21 Kasım 2020 Cumartesi

KASIM’IN PARLAK YÜZÜ


Babamın, tadına sonradan varıp benimsediğim bir alışkanlığı daha. Bastonlu yürüyüş. Bir adım benden, bir tane ondan. Benimkiler sessiz, o tıkır tıkır. Yokuşlarda işimi kolaylaştırması bir yana, sadık bir köpek gibi yoldaşım oldu. Bir konuşmamız eksik. Sesi, hissi yanım sıra, yürüyor yürüyoruz.






Bugün Gölköy’e indik. Bahçeler arasından sahile.

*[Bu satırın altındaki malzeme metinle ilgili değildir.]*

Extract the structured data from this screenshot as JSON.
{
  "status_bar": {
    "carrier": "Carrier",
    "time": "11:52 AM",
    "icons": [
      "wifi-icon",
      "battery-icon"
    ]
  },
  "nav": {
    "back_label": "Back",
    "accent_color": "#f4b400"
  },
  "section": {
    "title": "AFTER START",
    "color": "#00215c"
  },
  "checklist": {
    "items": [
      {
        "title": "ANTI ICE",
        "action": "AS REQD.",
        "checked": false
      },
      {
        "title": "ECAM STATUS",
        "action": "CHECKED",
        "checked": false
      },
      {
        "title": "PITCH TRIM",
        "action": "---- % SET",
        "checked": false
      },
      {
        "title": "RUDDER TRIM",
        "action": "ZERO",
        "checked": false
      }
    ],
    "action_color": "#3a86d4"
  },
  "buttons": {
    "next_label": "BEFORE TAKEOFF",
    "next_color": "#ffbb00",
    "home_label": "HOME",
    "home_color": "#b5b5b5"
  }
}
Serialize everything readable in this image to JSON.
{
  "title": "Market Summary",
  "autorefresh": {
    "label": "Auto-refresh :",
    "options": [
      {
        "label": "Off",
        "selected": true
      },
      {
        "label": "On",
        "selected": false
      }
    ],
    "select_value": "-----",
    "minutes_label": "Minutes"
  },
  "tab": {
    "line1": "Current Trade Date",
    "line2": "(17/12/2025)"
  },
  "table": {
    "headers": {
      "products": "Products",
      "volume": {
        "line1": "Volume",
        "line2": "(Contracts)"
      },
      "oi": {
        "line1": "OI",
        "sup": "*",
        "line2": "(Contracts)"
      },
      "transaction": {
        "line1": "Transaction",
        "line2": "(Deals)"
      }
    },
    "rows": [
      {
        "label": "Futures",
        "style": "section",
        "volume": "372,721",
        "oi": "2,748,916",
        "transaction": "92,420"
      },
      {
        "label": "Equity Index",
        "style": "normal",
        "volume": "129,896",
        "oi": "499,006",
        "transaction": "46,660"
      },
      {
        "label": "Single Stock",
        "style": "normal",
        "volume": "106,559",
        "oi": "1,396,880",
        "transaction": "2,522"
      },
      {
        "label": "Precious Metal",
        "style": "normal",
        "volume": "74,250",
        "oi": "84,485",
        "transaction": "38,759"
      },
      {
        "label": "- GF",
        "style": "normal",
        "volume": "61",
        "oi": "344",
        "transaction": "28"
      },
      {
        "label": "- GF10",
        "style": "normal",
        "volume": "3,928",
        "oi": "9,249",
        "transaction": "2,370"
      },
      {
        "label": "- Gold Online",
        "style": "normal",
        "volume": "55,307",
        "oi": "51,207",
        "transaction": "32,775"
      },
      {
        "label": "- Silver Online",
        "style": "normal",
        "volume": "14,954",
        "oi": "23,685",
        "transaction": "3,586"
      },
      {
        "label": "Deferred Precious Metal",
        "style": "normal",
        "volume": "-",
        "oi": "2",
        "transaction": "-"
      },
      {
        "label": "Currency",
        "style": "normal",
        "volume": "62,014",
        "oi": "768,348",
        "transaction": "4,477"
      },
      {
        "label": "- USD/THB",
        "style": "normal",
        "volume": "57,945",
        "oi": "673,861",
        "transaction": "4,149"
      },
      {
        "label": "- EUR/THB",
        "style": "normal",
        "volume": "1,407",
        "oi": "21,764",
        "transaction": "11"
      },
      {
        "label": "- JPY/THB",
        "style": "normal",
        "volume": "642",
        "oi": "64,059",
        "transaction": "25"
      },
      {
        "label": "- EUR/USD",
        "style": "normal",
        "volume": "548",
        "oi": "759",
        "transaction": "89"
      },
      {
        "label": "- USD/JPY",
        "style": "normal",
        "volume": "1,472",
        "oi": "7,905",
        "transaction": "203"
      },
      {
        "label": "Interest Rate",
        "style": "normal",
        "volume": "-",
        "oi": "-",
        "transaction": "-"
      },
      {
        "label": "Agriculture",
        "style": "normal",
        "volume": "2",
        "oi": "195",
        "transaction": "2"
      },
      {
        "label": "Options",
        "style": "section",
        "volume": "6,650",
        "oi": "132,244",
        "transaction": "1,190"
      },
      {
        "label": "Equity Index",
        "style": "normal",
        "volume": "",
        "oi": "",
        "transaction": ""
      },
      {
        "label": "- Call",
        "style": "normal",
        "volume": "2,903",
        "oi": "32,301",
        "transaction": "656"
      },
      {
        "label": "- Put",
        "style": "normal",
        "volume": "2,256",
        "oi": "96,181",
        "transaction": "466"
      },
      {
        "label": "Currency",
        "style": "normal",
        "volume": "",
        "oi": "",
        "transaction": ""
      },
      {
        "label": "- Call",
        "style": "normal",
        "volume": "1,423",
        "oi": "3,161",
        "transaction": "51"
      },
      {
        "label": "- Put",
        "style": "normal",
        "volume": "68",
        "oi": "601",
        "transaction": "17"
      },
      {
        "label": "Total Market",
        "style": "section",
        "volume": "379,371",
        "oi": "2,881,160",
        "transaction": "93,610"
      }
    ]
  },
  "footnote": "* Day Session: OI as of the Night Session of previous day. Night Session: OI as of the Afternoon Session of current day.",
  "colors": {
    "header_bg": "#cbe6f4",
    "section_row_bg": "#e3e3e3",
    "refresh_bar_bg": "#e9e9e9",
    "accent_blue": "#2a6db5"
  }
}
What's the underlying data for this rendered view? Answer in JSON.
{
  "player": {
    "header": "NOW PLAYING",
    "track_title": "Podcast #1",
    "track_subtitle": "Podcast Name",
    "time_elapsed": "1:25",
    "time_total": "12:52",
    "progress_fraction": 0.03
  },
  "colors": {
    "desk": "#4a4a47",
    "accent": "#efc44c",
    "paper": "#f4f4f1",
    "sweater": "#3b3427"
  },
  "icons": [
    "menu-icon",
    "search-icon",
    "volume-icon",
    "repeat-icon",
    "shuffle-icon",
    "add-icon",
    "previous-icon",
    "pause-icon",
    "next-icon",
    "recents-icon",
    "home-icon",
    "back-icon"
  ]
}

Benim köyden bile tenha, neredeyse kimsesiz. İskeleler sökülmüş, denizi dinleye dinleye ta uca kadar gittik. Kumlara batonum, gevrek tahin helvaya çatal batar gibi bata çıka.






Hava iki gündür surat asmamış gibi. Ağzı kulaklarında, hani biraz daha ışıldasa altın dişleriyle çalım satıyor diyeceğim.



Gölgeler serince, güneşteyse ince ceket bile handiyse fazla.

Güneş tepe noktasından tepe noktama nur yağdırıyor. Denizin sesi, kokusu, sükunet.

Kasım parlak yüzünü göstermiş, az gittik, uz gittik batonumla.